关键点是：candidate 来自当前 `StudySpec` 的 tunable schema 和 topology constraints。
例如 topology candidate 只枚举合法 TP/DP/EP 组合；如果 EP 没有直接证据，generic
topology search 不会主动引入 EP。

## Scoring: 为什么会先走 topology，再走 gmu

Candidate action 的评分大致是：

```text
score = expected_bottleneck_relief * bottleneck_confidence
      + information_gain
      + launch_safety
      - regression_risk
```

然后 `experiment_plan.next_action` 选择最高分候选。

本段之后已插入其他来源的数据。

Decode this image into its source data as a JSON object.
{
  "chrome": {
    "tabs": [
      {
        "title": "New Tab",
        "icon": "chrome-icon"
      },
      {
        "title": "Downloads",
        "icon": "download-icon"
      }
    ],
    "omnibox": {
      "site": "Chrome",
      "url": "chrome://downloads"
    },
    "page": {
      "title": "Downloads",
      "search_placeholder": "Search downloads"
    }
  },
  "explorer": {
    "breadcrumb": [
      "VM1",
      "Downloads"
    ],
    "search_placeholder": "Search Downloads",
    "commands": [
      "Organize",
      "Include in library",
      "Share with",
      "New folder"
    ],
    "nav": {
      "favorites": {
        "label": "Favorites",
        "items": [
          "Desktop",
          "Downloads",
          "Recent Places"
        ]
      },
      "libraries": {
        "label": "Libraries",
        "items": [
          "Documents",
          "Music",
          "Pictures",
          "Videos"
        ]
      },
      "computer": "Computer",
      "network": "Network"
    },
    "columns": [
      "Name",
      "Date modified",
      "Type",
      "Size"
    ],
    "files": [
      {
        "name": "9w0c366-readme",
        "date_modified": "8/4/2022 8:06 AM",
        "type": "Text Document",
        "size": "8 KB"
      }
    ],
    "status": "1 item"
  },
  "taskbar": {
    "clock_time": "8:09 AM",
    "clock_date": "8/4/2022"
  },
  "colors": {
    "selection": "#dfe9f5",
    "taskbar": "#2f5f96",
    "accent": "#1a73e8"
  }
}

分数超过阈值时，harness 直接生成
proposal；否则进入 stop validator 或 LLM fallback。

这套 scoring 体现了几个系统原则：

1. Topology 是 serving 的一阶决策。
   当 TP frontier 还没测完，`gpu-memory-utilization`、`max-num-seqs` 这类 runtime
   微调不会抢在 topology 前面。

2. Topology 不是“越大越好”。
   评分和最终 winner 都看 `request_rate_per_gpu`，不是 raw request rate。TP4 可能总吞吐
   更高，但如果使用更多 GPU 后 per-GPU 效率下降，就不会成为 incumbent。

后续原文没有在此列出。